700 Catholic Priests Accused Of Sexually Abusing Children In Illinois

In yet another blow to the credibility of the Catholic church, almost 700 priests in the US state of Illinois have been accused of sexually abusing children.

The number is far greater than the Catholic Church had previously disclosed.

Illinois Attorney General Lisa Madigan revealed in a report on Wednesday that the state’s six Catholic dioceses had publicly identified 185 priests accused of sexually abusing children but found that the Church failed to properly investigate (or didn’t bother to investigate at all) at least another 500 priests

Madigan said: “The failure to investigate also means that the Catholic Church has never made an effort to determine whether the conduct of the accused priests was ignored or covered up by superiors.”

Press TV reports:  In a scathing statement, the attorney general’s office criticized the Church’s handling of the abuse allegations, saying in some cases the archdioceses did not investigate the allegations at all or did not notify law enforcement or child welfare agencies.

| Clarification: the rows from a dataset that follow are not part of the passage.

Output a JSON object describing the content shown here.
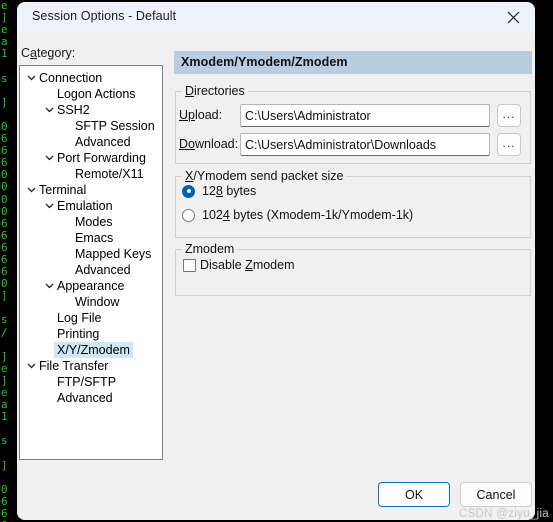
{
  "window": {
    "title": "Session Options - Default",
    "close_icon": "close-icon"
  },
  "category": {
    "label_pre": "C",
    "label_accel": "a",
    "label_post": "tegory:",
    "tree": [
      {
        "label": "Connection",
        "indent": 0,
        "expander": "chevron-down",
        "selected": false
      },
      {
        "label": "Logon Actions",
        "indent": 1,
        "expander": "none",
        "selected": false
      },
      {
        "label": "SSH2",
        "indent": 1,
        "expander": "chevron-down",
        "selected": false
      },
      {
        "label": "SFTP Session",
        "indent": 2,
        "expander": "none",
        "selected": false
      },
      {
        "label": "Advanced",
        "indent": 2,
        "expander": "none",
        "selected": false
      },
      {
        "label": "Port Forwarding",
        "indent": 1,
        "expander": "chevron-down",
        "selected": false
      },
      {
        "label": "Remote/X11",
        "indent": 2,
        "expander": "none",
        "selected": false
      },
      {
        "label": "Terminal",
        "indent": 0,
        "expander": "chevron-down",
        "selected": false
      },
      {
        "label": "Emulation",
        "indent": 1,
        "expander": "chevron-down",
        "selected": false
      },
      {
        "label": "Modes",
        "indent": 2,
        "expander": "none",
        "selected": false
      },
      {
        "label": "Emacs",
        "indent": 2,
        "expander": "none",
        "selected": false
      },
      {
        "label": "Mapped Keys",
        "indent": 2,
        "expander": "none",
        "selected": false
      },
      {
        "label": "Advanced",
        "indent": 2,
        "expander": "none",
        "selected": false
      },
      {
        "label": "Appearance",
        "indent": 1,
        "expander": "chevron-down",
        "selected": false
      },
      {
        "label": "Window",
        "indent": 2,
        "expander": "none",
        "selected": false
      },
      {
        "label": "Log File",
        "indent": 1,
        "expander": "none",
        "selected": false
      },
      {
        "label": "Printing",
        "indent": 1,
        "expander": "none",
        "selected": false
      },
      {
        "label": "X/Y/Zmodem",
        "indent": 1,
        "expander": "none",
        "selected": true
      },
      {
        "label": "File Transfer",
        "indent": 0,
        "expander": "chevron-down",
        "selected": false
      },
      {
        "label": "FTP/SFTP",
        "indent": 1,
        "expander": "none",
        "selected": false
      },
      {
        "label": "Advanced",
        "indent": 1,
        "expander": "none",
        "selected": false
      }
    ]
  },
  "pane": {
    "header": "Xmodem/Ymodem/Zmodem",
    "directories": {
      "legend_pre": "D",
      "legend_accel": "",
      "legend_text": "irectories",
      "upload_label_pre": "U",
      "upload_label_accel": "p",
      "upload_label_post": "load:",
      "upload_value": "C:\\Users\\Administrator",
      "download_label_pre": "D",
      "download_label_accel": "o",
      "download_label_post": "wnload:",
      "download_value": "C:\\Users\\Administrator\\Downloads",
      "browse_label": "..."
    },
    "packet_size": {
      "legend_accel": "X",
      "legend_post": "/Ymodem send packet size",
      "options": [
        {
          "pre": "12",
          "accel": "8",
          "post": " bytes",
          "selected": true
        },
        {
          "pre": "102",
          "accel": "4",
          "post": " bytes  (Xmodem-1k/Ymodem-1k)",
          "selected": false
        }
      ]
    },
    "zmodem": {
      "legend": "Zmodem",
      "checkbox_pre": "Disable ",
      "checkbox_accel": "Z",
      "checkbox_post": "modem",
      "checked": false
    }
  },
  "footer": {
    "ok_label": "OK",
    "cancel_label": "Cancel"
  },
  "watermark": "CSDN @ziyu_jia",
  "terminal": {
    "lines": [
      "e ",
      "]",
      "e",
      "a",
      "1",
      "",
      "s",
      "",
      "]",
      "",
      "0",
      "6",
      "6",
      "6",
      "0",
      "0",
      "0",
      "0",
      "6",
      "6",
      "6",
      "6",
      "6",
      "0",
      "]",
      "",
      "s",
      "/",
      "",
      "]"
    ]
  },
  "colors": {
    "accent": "#0063b1",
    "header_band": "#b9cde0",
    "selection": "#cde8f7",
    "dialog_bg": "#f0f0f0",
    "titlebar_bg": "#eef3fa",
    "terminal_fg": "#1ad01a",
    "terminal_bg": "#000000"
  }
}
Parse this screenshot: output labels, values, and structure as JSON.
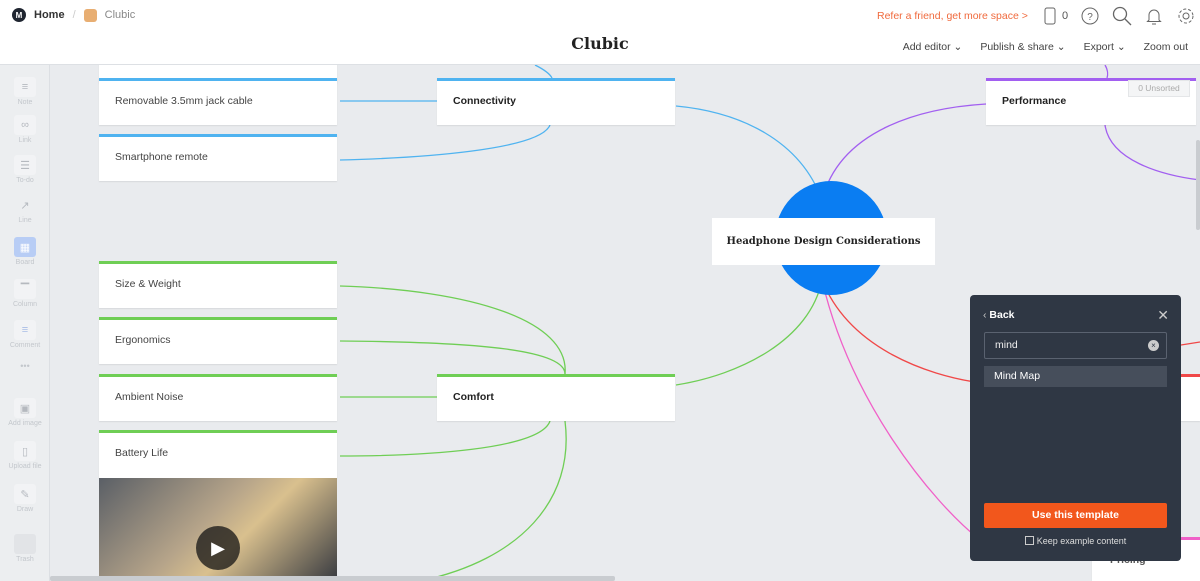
{
  "header": {
    "home": "Home",
    "board": "Clubic",
    "title": "Clubic",
    "refer": "Refer a friend, get more space >",
    "device_count": "0",
    "menu": [
      "Add editor ⌄",
      "Publish & share ⌄",
      "Export ⌄",
      "Zoom out"
    ]
  },
  "sidebar": {
    "tools": [
      "Note",
      "Link",
      "To-do",
      "Line",
      "Board",
      "Column",
      "Comment",
      "•••",
      "Add image",
      "Upload file",
      "Draw",
      "Trash"
    ]
  },
  "canvas": {
    "center": "Headphone Design Considerations",
    "connectivity": {
      "title": "Connectivity",
      "items": [
        "Removable 3.5mm jack cable",
        "Smartphone remote"
      ]
    },
    "comfort": {
      "title": "Comfort",
      "items": [
        "Size & Weight",
        "Ergonomics",
        "Ambient Noise",
        "Battery Life"
      ]
    },
    "performance": {
      "title": "Performance"
    },
    "pricing": "Pricing",
    "unsorted": "0 Unsorted"
  },
  "panel": {
    "back": "Back",
    "search_value": "mind",
    "result": "Mind Map",
    "use_button": "Use this template",
    "keep_label": "Keep example content"
  },
  "colors": {
    "connectivity": "#4fb3f0",
    "comfort": "#6fce55",
    "performance": "#a25ff0",
    "center": "#0a7df2",
    "accent": "#f2571c"
  }
}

“The preliminary stages of this investigation have already demonstrated that the Catholic Church cannot police itself,” Madigan said.

The Illinois investigation was opened following the release of a probe by the attorney general of Pennsylvania that found over 300 Catholic priests in that state had sexually abused at least 1,000 children over a 70-year period, crimes that were systematically covered up by bishops.

In October, the US Justice Department opened an investigation for the first time into clergy abuse.

In a letter released by the Vatican in August, Pope Francis condemned the US Catholic Church’s failure to bring to justice perpetrators of abuse.

The Roman Catholic Church has been hit by numerous scandals in the past few years, involving allegations of covering up the sexual abuse of children by priests to protect pedophiles and the reputation of the Church.

Approximately 6,900 US Roman Catholic priests were accused of sexual abuse with at least 16,900 young victims between 1950 and 2011, according to data from the US Conference of Catholic Bishops.

Similar patterns of abuse have since emerged at dioceses around the globe, undermining the Church’s moral authority and depleting its finances as it paid out billions of dollars in settlements.

Cases of Catholic priests raping and molesting children, and of bishops covering up for them, have erupted on nearly every continent in recent years.